A round will be defined as one complete rotation through each of the three children.

We should create a table to keep track of what numbers each child says for each round.

$\begin{tabular}{||c c c c||} \hline Round & Tadd & Todd & Tucker \\ [0.5ex] \hline\hline 1 & 1 & 2-3 & 4-6 \\ \hline 2 & 7-10 & 11-15 & 16-21 \\ \hline 3 & 22-28 & 29-36 & 37-45 \\ \hline 4 & 46-55 & 56-66 & 67-78 \\ [1ex] \hline \end{tabular}$

Notice that at the end of each round, the last number said is the $3n^{\text{th}}$ triangular number where $n$ is the round number.

Tadd says $1$ number in round 1, $4$ numbers in round 2, $7$ numbers in round 3, and in general $3n - 2$ numbers in round n. At the end of round n, the number of numbers Tadd has said so far is $1 + 4 + 7 + ... + (3n - 2)$ or $\frac{n(3n-1)}{2}$ . We want the smallest positive integer $k$ such that $2019 \leq \frac{k(3k-1)}{2}$ . The value of $k$ will tell us which round Tadd says his $2019^{\text{th}}$ number. Through guess and check, $k = 37$ .

Using our formula $\frac{n(3n-1)}{2}$ , Tadd says $1926$ numbers in the first 36 rounds, meaning we are looking for the $93^{\text{rd}}$ $(2019 - 1926)$ number Tadd says in the $37^{\text{th}}$ round.

We found that the last number said at the very end of the $n^{\text{th}}$ round is $3n^{\text{th}}$ triangular number. In particular, for $n = 36$ , the $108^{\text{th}}$ triangular number is $5886$ . Finally, $5886 + 93 = \boxed{\textbf{(C) }5979}$ .

Solution 2

Let's list how many words Tadd says, Todd says, and Tucker says each round.

Tadd: $1, 4, 7, 10, 13 \cdots$

Todd: $2, 5, 8, 11, 14 \cdots$

Tucker: $3, 6, 9, 12, 15 \cdots$

We can find a general formula for the amount of numbers each of the kids say after the $n$ th round (a round is defined in the same way as in the Solution 1). Let's just do it for Tadd at the moment

Tadd: $\sum_{i=1}^n 3n-2=-2n+3\sum_{i=1}^n n=-2n+\frac{3n(n+1)}{2}=\frac{3n^2-n}{2}$ .

Now to find the number of rotations Tadd and his siblings go through before Tadd says his $2019$ th word, we know the inequality $\frac{3n^2-n}{2}<2019$ must be satisfied, and testing numbers gives $n=36$ .

The main insight here to simplify the computation process is to notice that the $2019$ th number Tadd says is just the amount of numbers Todd and Tucker says plus the $2019$ Tadd says, which is our answer since Tadd goes first.
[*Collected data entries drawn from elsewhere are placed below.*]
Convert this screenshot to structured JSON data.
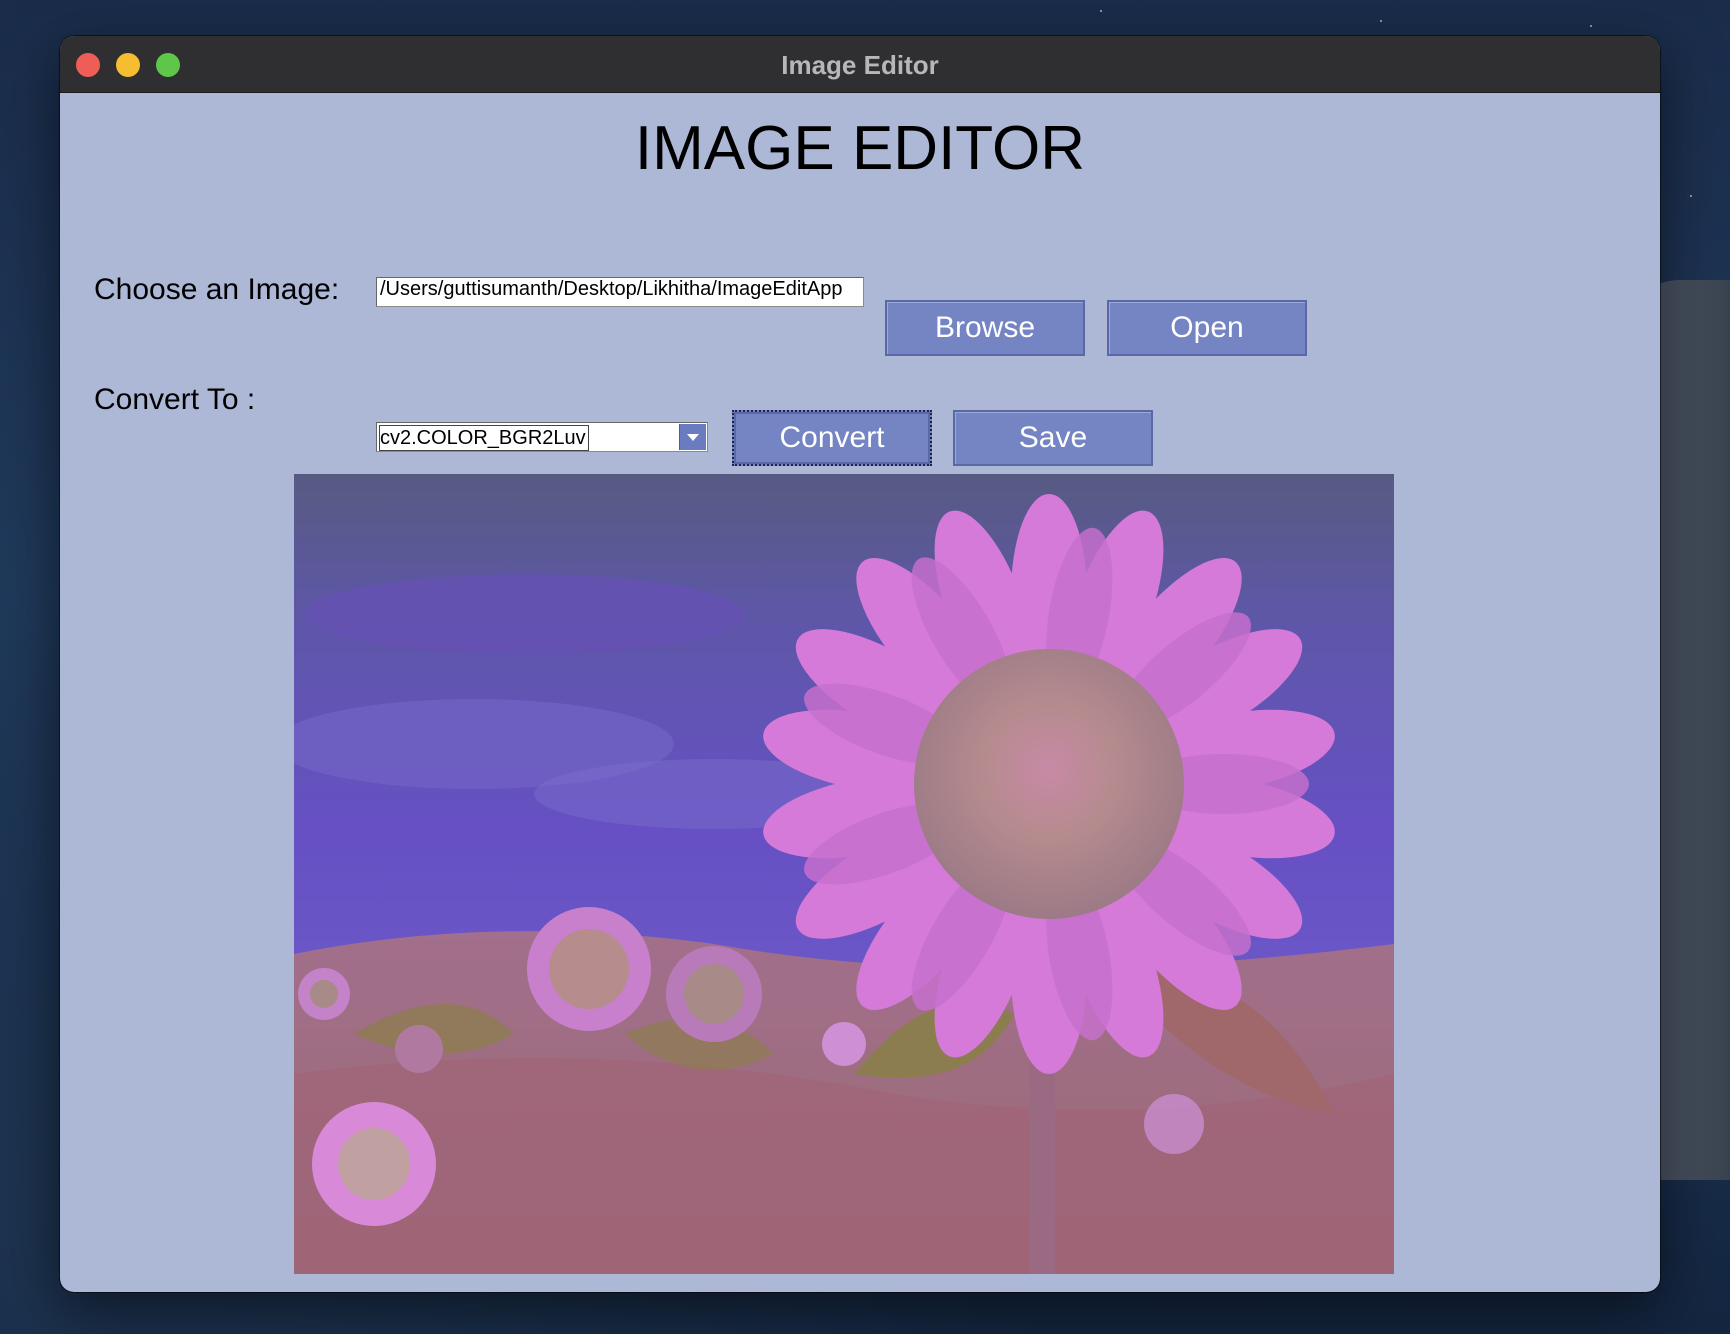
{
  "window": {
    "title": "Image Editor"
  },
  "page": {
    "heading": "IMAGE EDITOR"
  },
  "form": {
    "choose_label": "Choose an Image:",
    "path_value": "/Users/guttisumanth/Desktop/Likhitha/ImageEditApp",
    "browse_label": "Browse",
    "open_label": "Open",
    "convert_to_label": "Convert To :",
    "conversion_selected": "cv2.COLOR_BGR2Luv",
    "convert_label": "Convert",
    "save_label": "Save"
  },
  "preview": {
    "subject": "sunflower field (Luv color-converted)"
  },
  "colors": {
    "window_bg": "#adb7d6",
    "button_bg": "#7585c4",
    "titlebar_bg": "#2f2f31"
  }
}
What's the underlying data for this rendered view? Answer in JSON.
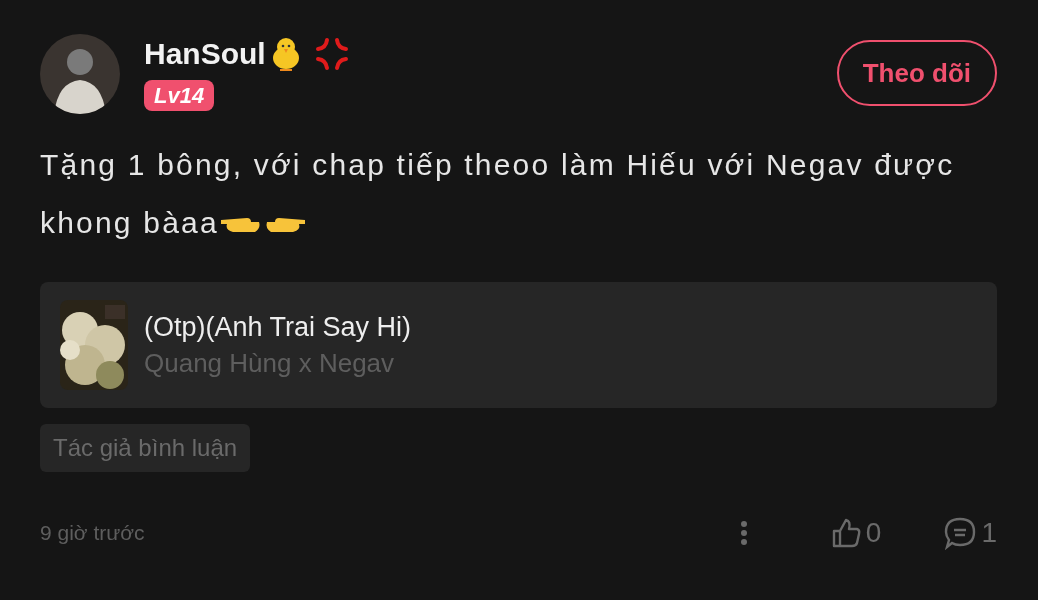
{
  "user": {
    "name": "HanSoul",
    "level_badge": "Lv14"
  },
  "follow_button": {
    "label": "Theo dõi",
    "following": false
  },
  "comment": {
    "text": "Tặng 1 bông, với chap tiếp theoo làm Hiếu với Negav được khong bàaa"
  },
  "story": {
    "title": "(Otp)(Anh Trai Say Hi)",
    "subtitle": "Quang Hùng x Negav"
  },
  "tag": "Tác giả bình luận",
  "footer": {
    "time": "9 giờ trước",
    "likes": "0",
    "replies": "1",
    "liked": false
  }
}
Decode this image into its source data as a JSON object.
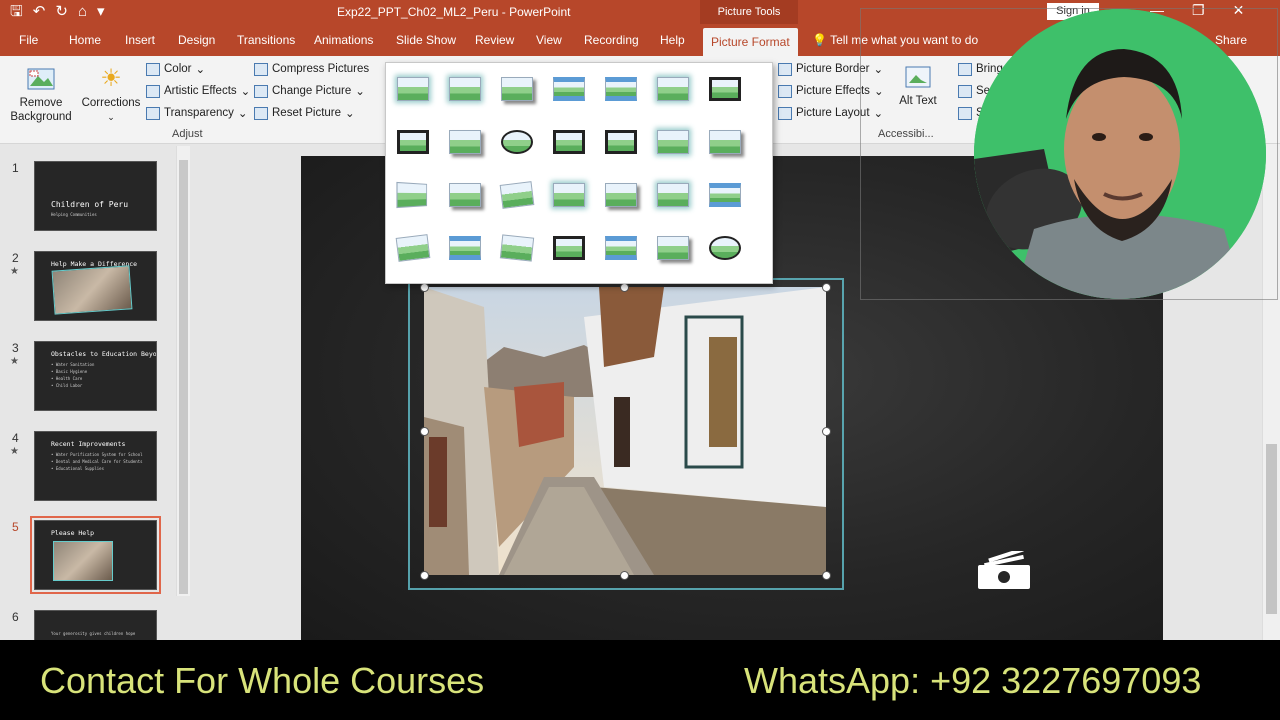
{
  "window": {
    "title": "Exp22_PPT_Ch02_ML2_Peru  -  PowerPoint",
    "context_tab_group": "Picture Tools",
    "sign_in": "Sign in",
    "minimize": "—",
    "restore": "❐",
    "close": "✕"
  },
  "tabs": [
    {
      "label": "File"
    },
    {
      "label": "Home"
    },
    {
      "label": "Insert"
    },
    {
      "label": "Design"
    },
    {
      "label": "Transitions"
    },
    {
      "label": "Animations"
    },
    {
      "label": "Slide Show"
    },
    {
      "label": "Review"
    },
    {
      "label": "View"
    },
    {
      "label": "Recording"
    },
    {
      "label": "Help"
    },
    {
      "label": "Picture Format",
      "active": true
    }
  ],
  "tell_me": "Tell me what you want to do",
  "share": "Share",
  "ribbon": {
    "remove_background": "Remove Background",
    "corrections": "Corrections",
    "color": "Color",
    "artistic_effects": "Artistic Effects",
    "transparency": "Transparency",
    "compress_pictures": "Compress Pictures",
    "change_picture": "Change Picture",
    "reset_picture": "Reset Picture",
    "adjust_group": "Adjust",
    "picture_border": "Picture Border",
    "picture_effects": "Picture Effects",
    "picture_layout": "Picture Layout",
    "alt_text": "Alt Text",
    "accessibility_group": "Accessibi...",
    "bring_forward": "Bring",
    "send_backward": "Se",
    "selection": "S"
  },
  "slides": [
    {
      "num": "1",
      "title": "Children of Peru",
      "lines": [
        "Helping Communities"
      ],
      "star": false
    },
    {
      "num": "2",
      "title": "Help Make a Difference",
      "lines": [],
      "star": true
    },
    {
      "num": "3",
      "title": "Obstacles to Education Beyond 6th Grade",
      "lines": [
        "• Water Sanitation",
        "• Basic Hygiene",
        "• Health Care",
        "• Child Labor"
      ],
      "star": true
    },
    {
      "num": "4",
      "title": "Recent Improvements",
      "lines": [
        "• Water Purification System for School",
        "• Dental and Medical Care for Students",
        "• Educational Supplies"
      ],
      "star": true
    },
    {
      "num": "5",
      "title": "Please Help",
      "lines": [],
      "star": false,
      "selected": true
    },
    {
      "num": "6",
      "title": "",
      "lines": [
        "Your generosity gives children hope"
      ],
      "star": false
    }
  ],
  "style_gallery_count": 28,
  "banner": {
    "left": "Contact For Whole Courses",
    "right": "WhatsApp:  +92 3227697093"
  },
  "colors": {
    "accent": "#b7472a",
    "banner_text": "#d8e37a",
    "frame_line": "#5fb8c4"
  }
}
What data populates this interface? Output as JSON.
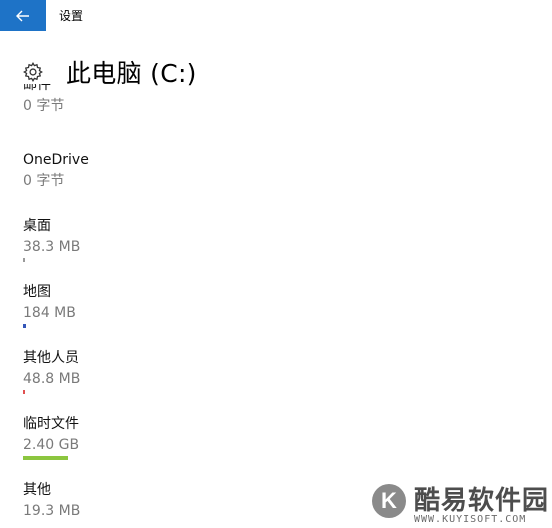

Thus, at this point, carrying out this calculation is quite simple:

$\left(\sum_{i=1}^{36} 3n+\sum_{i=1}^{36} 3n-1\right)+2019=\left(\sum_{i=1}^{36} 6n-1\right)+2019=(5+11+17...+255)+2019=\frac{36(260)}{2}+2019$

At this point, we can note that the last digit of the answer is $9$ , which gives $\boxed{\textbf{(C) }5979}$ . Calculating out the answer confirms the answer if you have time.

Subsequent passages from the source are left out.